Deb Morgan (Jennifer Carpenter) was definitely dead in the September 2013 series finale of “Dexter,” after her brother Dexter (Michael C. Hall) removed her from life support and dropped her lifeless body into the ocean.
But Deb is just as definitely back, eight years later, in Sunday’s Showtime revival, “Dexter: new blood. And the dead sister is so above her brother’s serial murder.
In the return of the ninth season, a 10-part revamp of the critically exhausted 2013 In the end, Deb serves as Dexter’s increasingly restless inner voice. Invisible to the citizens of her new home in upstate Iron Lake, New York, the long-suffering Deb does not let her murderous brother cause pain in her afterlife.
“This time I can drive a nail into your side. This time I can choke you, I can hurt you,” Carpenter said, describing his character’s feelings to USA TODAY. “It was very satisfying. For once Deb is in control.”
Here’s what you need to know about Deb’s bloody comeback:
Carpenter thinks Deb’s death was too “cold”
Deb has always believed, ever since finding out about her brother Dexter’s murderous compulsion, that she could help him stop.
“She always thought it was a choice or a bad habit,” Carpenter says. Clearly, she was wrong, and the impact that Dexter’s continued murder had on her life has been profound.
For her own sanity, Carpenter says she pleaded for her loyal character to die in Season 8.
“She was such a visceral part of me that we had to part in the healthiest way possible,” says Carpenter. “And that seemed like the healthiest way.”
But in a lament expressed by fans of the series after the finale, Carpenter didn’t appreciate his brother’s approach to resting her in the Ocean Grave.
“It was so cold I felt like an idiot who (Deb) had been looking for love there. It’s absurd,” Carpenter says. “I wish he had shown he was sad for me.”
Dexter didn’t stop the late Deb from RIP-ing
Carpenter began his acting prep by imagining Dexter flying his sister out of the sky after her traumatic death by bringing her to her frigid new home.
“It’s the idea of her ascending to that white light, finally a softer place, and then she’s brought to the cold that burns where Dexter has brought me,” says Carpenter. “But I realized it was her hell, not hers. She rests in peace.”
Ultimately, she sees the return as “Deb’s reward for the suffering she endured” by supporting Dexter.
The first scene of Deb’s “New Blood” shows her in a comfortable dress talking with her brother. Its presence is “heartwarming, even soothing,” says Michael C. Hall. But when Dexter starts killing again, while allowing his teenage son Harrison (Jack Alcott) to return to his toxic life – against Deb’s will – it has driven his behavior into a frenzied anger. Deb literally enters Dexter’s face and intimate space. “She lets him have it from all kinds of different angles,” says Hall.
Deb likes to transform into a “fun house” mirror reflecting her brother’s brain, which she can now “manipulate at my discretion,” Carpenter explains.
The Water Grave Season 9 appearance was a secret until John Lithgow revealed earlier this year that his Trinity Killer and Deb would reappear.
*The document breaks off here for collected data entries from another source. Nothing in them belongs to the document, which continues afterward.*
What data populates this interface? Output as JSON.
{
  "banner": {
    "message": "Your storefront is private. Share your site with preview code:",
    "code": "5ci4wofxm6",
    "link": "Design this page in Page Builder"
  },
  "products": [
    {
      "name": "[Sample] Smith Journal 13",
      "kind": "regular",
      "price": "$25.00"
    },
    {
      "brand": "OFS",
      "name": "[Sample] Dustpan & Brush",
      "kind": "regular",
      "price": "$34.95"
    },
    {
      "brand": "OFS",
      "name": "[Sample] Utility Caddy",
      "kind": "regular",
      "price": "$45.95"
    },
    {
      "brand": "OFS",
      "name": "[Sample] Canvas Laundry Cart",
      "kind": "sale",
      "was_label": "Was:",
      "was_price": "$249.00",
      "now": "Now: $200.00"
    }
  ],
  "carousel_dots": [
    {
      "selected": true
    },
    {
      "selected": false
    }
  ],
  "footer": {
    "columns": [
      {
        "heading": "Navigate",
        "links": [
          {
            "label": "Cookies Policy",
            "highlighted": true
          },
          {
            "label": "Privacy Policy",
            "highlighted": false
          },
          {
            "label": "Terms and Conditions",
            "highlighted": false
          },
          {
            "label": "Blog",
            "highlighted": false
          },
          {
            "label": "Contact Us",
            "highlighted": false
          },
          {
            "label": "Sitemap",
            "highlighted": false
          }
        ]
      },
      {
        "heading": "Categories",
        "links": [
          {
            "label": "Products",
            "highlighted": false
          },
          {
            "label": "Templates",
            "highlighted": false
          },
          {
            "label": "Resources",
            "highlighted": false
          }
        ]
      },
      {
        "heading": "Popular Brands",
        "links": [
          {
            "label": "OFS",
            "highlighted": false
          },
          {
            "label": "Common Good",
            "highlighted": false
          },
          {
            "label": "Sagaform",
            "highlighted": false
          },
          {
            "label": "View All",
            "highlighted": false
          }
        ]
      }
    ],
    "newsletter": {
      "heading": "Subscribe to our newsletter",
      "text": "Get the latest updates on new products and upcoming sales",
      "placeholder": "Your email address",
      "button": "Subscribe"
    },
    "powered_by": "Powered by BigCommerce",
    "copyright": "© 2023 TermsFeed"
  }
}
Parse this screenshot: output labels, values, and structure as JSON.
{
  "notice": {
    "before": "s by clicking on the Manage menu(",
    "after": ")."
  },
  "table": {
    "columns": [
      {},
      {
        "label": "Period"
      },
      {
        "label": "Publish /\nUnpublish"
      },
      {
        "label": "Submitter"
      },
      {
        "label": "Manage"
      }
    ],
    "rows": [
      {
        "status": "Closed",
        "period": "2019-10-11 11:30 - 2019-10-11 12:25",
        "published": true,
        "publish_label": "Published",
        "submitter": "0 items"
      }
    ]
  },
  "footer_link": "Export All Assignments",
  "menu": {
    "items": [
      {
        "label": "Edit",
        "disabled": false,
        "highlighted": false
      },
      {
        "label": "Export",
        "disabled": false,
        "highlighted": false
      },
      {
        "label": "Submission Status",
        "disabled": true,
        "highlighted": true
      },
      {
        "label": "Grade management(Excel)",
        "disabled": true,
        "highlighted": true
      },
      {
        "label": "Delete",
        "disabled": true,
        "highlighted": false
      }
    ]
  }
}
“Until that second, Jennifer Carpenter was a secret,” says executive producer Clyde Phillips. “We pulled our hair out and realized it was better for the show. People have more anticipation.”
The bloody bullet scene was Carpenter’s idea
The scene in which Deb fires a bullet from her side to forcefully show Dexter how everything he touches turns to blood and death is a moment of power in the first season.
“It was my idea,” Carpenter says proudly. “It was just to viscerally remind him of the gore. I thought, ‘Deb isn’t real, let’s play with that and just rip the ball out. “”
In season 8, it was serial killer Oliver Saxon (Snævar Darri Ingólfsson) who shot Deb in the abdomen that sent her into a coma. But it was Dexter’s homicidal tendencies and lifestyle choices that tragically put Deb in the crosshairs. At one point, the cast had fun having Deb ram the bullet down Dexter’s throat, “to choke him with it,” Carpenter says. Less bloody heads prevailed, but the withdrawal of the bullet “has become a symbol of the spectacle,” she said.
In another crazy moment to show Dexter’s mental deterioration, Deb happily throws human limbs into a bloody wood chipper. Carpenter loved shooting the bloody scene. But as fake blood spurted out of the machine, she had a heartache knowing that her son Isaac (along with her musician husband Seth Avett) wouldn’t be able to watch mom at work. “Standing behind the wood chipper, I thought, ‘Will I ever do something my son can watch?’ “
Carpenter insists she had no stated preference for Deb’s final destination in the new season. She leaves that in the hands of the show’s producers, including co-producer Hall, her 2008-11 husband. “I trust him, especially when it comes to this character,” she says.
She has already learned a major lesson from the season, fake blood is realistic.
“It’s an amazing tool because it looks and feels so real,” Carpenter says. “And it’s really hard to get out of it.”